His approach stayed the same, regardless.

“You watch for the same approach and same rhythm no matter who or what he’s playing for,” Hallgren said. “He doesn’t get rattled. I can’t say that for a lot of college guys. … There’s not really one game that sticks out because when I think back, it’s the consistency that stands out. He never takes at-bats off. He’s not afraid to walk.

“And whenever he gets a chance to unleash, he’s able to do it. Once you put him with Drew Saylor and our development team, this kid is going to be able to take off.”

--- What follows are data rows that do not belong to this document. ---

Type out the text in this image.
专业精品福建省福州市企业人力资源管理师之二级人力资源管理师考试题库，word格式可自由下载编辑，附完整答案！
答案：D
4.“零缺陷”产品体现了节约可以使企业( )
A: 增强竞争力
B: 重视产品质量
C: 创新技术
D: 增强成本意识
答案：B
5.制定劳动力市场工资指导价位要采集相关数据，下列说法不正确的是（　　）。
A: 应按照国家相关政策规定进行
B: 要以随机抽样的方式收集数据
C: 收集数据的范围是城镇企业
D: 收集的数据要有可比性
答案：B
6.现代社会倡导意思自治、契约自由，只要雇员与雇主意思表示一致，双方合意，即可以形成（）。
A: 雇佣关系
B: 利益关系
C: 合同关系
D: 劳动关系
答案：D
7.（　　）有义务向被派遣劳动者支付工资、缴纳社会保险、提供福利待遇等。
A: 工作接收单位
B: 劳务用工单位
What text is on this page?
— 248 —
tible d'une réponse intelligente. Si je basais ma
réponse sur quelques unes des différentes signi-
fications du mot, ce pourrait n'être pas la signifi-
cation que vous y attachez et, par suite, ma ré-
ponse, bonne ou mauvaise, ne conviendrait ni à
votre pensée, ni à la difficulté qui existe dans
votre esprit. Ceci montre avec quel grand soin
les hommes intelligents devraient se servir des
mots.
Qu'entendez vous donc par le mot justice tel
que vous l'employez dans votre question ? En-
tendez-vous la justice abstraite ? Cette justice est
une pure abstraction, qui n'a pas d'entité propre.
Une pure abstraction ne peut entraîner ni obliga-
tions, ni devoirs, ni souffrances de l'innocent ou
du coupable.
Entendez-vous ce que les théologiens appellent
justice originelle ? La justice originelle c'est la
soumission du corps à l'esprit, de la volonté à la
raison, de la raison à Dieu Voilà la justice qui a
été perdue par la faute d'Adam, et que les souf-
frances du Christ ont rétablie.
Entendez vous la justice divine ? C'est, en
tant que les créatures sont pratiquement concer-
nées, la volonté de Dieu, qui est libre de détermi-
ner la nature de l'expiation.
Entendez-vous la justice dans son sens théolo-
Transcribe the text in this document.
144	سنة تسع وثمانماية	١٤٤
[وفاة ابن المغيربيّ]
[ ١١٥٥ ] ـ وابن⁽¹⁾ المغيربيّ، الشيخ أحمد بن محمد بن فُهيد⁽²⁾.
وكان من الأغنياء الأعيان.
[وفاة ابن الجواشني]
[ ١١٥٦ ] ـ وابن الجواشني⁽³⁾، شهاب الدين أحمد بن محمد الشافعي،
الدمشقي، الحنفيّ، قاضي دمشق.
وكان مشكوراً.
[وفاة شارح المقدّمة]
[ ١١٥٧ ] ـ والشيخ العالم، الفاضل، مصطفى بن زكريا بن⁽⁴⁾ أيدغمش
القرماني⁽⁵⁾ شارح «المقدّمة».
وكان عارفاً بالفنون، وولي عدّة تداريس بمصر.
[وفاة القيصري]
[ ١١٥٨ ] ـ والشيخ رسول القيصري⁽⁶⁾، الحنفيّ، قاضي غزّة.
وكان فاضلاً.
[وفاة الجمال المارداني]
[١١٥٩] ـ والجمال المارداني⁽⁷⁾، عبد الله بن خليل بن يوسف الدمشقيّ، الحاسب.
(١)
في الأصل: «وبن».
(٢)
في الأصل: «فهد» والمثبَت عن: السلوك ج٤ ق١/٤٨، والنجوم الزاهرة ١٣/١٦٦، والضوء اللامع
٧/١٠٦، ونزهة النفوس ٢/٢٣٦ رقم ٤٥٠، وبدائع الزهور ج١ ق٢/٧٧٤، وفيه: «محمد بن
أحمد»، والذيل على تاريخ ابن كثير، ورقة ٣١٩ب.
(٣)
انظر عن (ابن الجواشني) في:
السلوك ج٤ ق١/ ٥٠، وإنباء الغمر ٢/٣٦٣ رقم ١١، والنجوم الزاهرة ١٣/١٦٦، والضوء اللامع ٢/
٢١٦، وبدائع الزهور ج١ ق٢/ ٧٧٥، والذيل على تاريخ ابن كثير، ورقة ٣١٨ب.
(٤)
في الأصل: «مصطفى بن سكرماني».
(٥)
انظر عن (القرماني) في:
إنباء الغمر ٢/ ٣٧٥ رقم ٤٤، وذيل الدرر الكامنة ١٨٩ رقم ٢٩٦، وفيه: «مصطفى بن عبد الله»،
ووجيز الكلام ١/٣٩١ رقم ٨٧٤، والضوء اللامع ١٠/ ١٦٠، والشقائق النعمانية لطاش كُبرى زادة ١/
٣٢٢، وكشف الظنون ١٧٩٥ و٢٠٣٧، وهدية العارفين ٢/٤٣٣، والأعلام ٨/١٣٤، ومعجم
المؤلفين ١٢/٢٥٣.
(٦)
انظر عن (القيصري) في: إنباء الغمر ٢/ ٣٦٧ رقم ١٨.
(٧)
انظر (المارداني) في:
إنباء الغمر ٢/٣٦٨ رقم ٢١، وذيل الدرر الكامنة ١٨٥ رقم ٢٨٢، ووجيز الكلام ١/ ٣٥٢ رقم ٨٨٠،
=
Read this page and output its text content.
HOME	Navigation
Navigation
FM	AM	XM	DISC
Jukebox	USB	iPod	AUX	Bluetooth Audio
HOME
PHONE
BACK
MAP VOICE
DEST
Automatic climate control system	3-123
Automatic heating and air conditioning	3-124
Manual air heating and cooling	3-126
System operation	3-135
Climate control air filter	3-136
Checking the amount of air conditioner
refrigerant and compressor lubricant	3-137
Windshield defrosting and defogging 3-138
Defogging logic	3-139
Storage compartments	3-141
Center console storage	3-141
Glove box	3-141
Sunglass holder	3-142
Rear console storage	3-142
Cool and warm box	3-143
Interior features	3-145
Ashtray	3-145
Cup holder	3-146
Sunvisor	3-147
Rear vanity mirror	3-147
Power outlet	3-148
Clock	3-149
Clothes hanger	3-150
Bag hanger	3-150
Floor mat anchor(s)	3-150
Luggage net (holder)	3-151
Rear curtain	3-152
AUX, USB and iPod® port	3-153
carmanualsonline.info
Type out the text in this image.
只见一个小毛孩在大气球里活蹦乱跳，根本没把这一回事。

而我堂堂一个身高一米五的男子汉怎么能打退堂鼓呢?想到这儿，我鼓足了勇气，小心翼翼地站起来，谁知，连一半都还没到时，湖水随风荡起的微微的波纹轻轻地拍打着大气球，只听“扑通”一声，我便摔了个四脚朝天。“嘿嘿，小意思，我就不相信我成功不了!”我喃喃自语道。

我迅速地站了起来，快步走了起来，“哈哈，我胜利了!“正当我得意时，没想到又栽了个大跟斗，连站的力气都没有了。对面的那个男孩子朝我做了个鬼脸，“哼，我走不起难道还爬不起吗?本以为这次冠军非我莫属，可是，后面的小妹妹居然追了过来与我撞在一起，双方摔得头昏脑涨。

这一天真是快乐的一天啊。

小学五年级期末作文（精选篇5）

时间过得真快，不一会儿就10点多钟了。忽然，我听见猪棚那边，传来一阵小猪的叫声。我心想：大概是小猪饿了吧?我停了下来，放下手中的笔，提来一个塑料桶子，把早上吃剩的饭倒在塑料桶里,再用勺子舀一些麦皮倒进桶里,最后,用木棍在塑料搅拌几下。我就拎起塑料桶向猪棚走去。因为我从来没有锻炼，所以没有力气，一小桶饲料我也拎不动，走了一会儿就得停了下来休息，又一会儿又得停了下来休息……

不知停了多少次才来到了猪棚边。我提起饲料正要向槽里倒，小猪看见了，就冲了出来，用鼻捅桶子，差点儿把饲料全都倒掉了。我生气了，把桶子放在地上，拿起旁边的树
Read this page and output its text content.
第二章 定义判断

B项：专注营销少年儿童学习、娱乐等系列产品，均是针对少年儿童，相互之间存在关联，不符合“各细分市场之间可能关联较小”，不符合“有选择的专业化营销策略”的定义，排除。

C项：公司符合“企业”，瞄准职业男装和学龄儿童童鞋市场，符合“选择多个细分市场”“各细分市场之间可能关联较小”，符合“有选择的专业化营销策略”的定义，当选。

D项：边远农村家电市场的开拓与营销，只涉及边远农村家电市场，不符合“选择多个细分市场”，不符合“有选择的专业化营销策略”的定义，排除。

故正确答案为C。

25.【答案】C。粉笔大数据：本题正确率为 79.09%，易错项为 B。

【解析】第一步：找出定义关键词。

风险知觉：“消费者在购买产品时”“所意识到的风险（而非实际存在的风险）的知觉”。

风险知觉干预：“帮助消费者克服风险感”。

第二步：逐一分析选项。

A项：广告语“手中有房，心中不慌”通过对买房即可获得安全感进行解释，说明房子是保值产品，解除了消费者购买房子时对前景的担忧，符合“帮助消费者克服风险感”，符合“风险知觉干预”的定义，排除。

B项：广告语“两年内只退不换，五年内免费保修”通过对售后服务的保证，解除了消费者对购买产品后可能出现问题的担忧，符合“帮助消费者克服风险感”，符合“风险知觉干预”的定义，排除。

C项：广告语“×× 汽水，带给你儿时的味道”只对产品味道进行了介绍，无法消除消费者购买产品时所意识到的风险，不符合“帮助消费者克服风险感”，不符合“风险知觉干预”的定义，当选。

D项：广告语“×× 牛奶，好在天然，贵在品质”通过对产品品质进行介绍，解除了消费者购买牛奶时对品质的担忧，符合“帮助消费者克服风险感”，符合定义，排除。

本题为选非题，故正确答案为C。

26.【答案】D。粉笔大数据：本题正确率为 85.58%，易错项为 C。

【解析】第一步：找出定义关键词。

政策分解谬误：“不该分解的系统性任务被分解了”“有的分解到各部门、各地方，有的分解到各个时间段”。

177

Mitchell, who throws right-handed, started hitting lefty when he was three years old. Just like golfer Phil Mickelson learned how to swing a golf club left-handed by mirroring his dad’s right-handed swing, Mitchell mirrored his dad’s baseball swing when he was young. Kevin Mitchell would set up two tees in the family’s backyard and swing right-handed, while Blake faced him and swung as a lefty.

Kevin introduced Blake to catching when he was six. And they never looked back.

“He just loved it,” Kevin said. “He liked looking at the field a different way, and he just took off with it.”

How long it takes Mitchell to take off with the Royals remains to be seen. The first step is heading to Arizona. And the hope is one day soon, he’ll be back at The K. Not as a high school player, not as a recent Draftee -- but as a big leaguer.

“I understand the stigma attached to [drafting a high school catcher in the first round], but this kid is different,” scouting director Danny Ontiveros said. “... I know he’s going to do big things, and the city is going to love this kid."